The appellate tribunal’s approach reflects a pattern in recent corporate insolvency cases where lender concerns surface after resolution plan approvals. Rather than imposing a blanket stay, NCLAT has opted for procedural safeguards that allow the resolution to advance while addressing creditor objections through mandatory consultation.
JAL entered the corporate insolvency resolution process following payment defaults to financial creditors. The company’s aluminum operations in West Bengal had been facing operational challenges, making it a candidate for resolution under the Insolvency and Bankruptcy Code. Adani’s successful bid emerged from a competitive process overseen by the resolution professional and approved by the Committee of Creditors.
The lender response requirement introduces a consultation mechanism not typically mandated at this stage of resolution proceedings. Financial creditors who may have concerns about the resolution terms now have a formal avenue to present their positions directly to the implementing entity. This procedural addition suggests that the tribunal identified gaps in creditor communication that needed to be addressed.
For Adani, the ruling creates implementation certainty while adding a consultation layer that could surface operational or financial issues not fully explored during the original resolution process. The ₹14,543 crore commitment represents a significant industrial acquisition, and any lender feedback could influence how the resolution proceeds or highlight areas requiring additional attention.
The tribunal’s decision not to stay the resolution plan signals confidence in the underlying approval process while acknowledging that creditor concerns merit formal consideration. This approach balances resolution momentum with creditor rights, avoiding the delays that often accompany stay orders in complex insolvency matters.
Resolution plan implementations frequently face appeals and objections from various stakeholders who may feel their interests weren’t adequately represented during the approval process. NCLAT’s handling of this case demonstrates a preference for procedural solutions over blanket stays, allowing commercial transactions to proceed while ensuring stakeholder concerns are properly considered.
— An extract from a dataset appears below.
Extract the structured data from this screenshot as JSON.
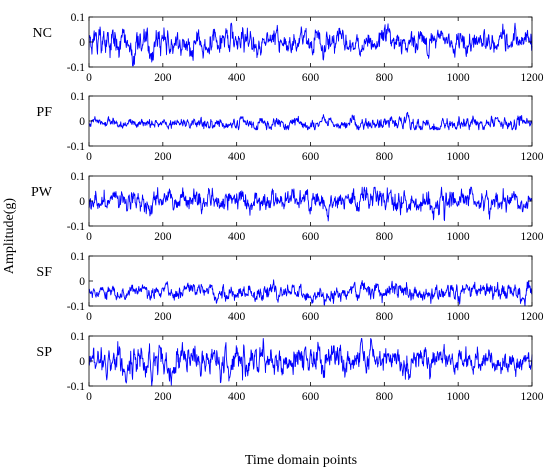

The lender response mechanism could establish precedent for how tribunals handle post-approval objections in other resolution cases. Rather than revisiting the entire approval process, the consultation requirement provides a targeted avenue to address specific creditor concerns without derailing the overall resolution timeline.
My Boardroom Takeaway: Directors overseeing resolution implementations should anticipate that tribunal-mandated consultations may become standard practice, even after formal approvals. Boards may wish to establish clear protocols for managing creditor communications during resolution phases, ensuring that consultation requirements don’t inadvertently create new liabilities or operational delays. The JAL ruling suggests that procedural safeguards are preferred over stays, but these safeguards can introduce uncertainty that boards must manage effectively.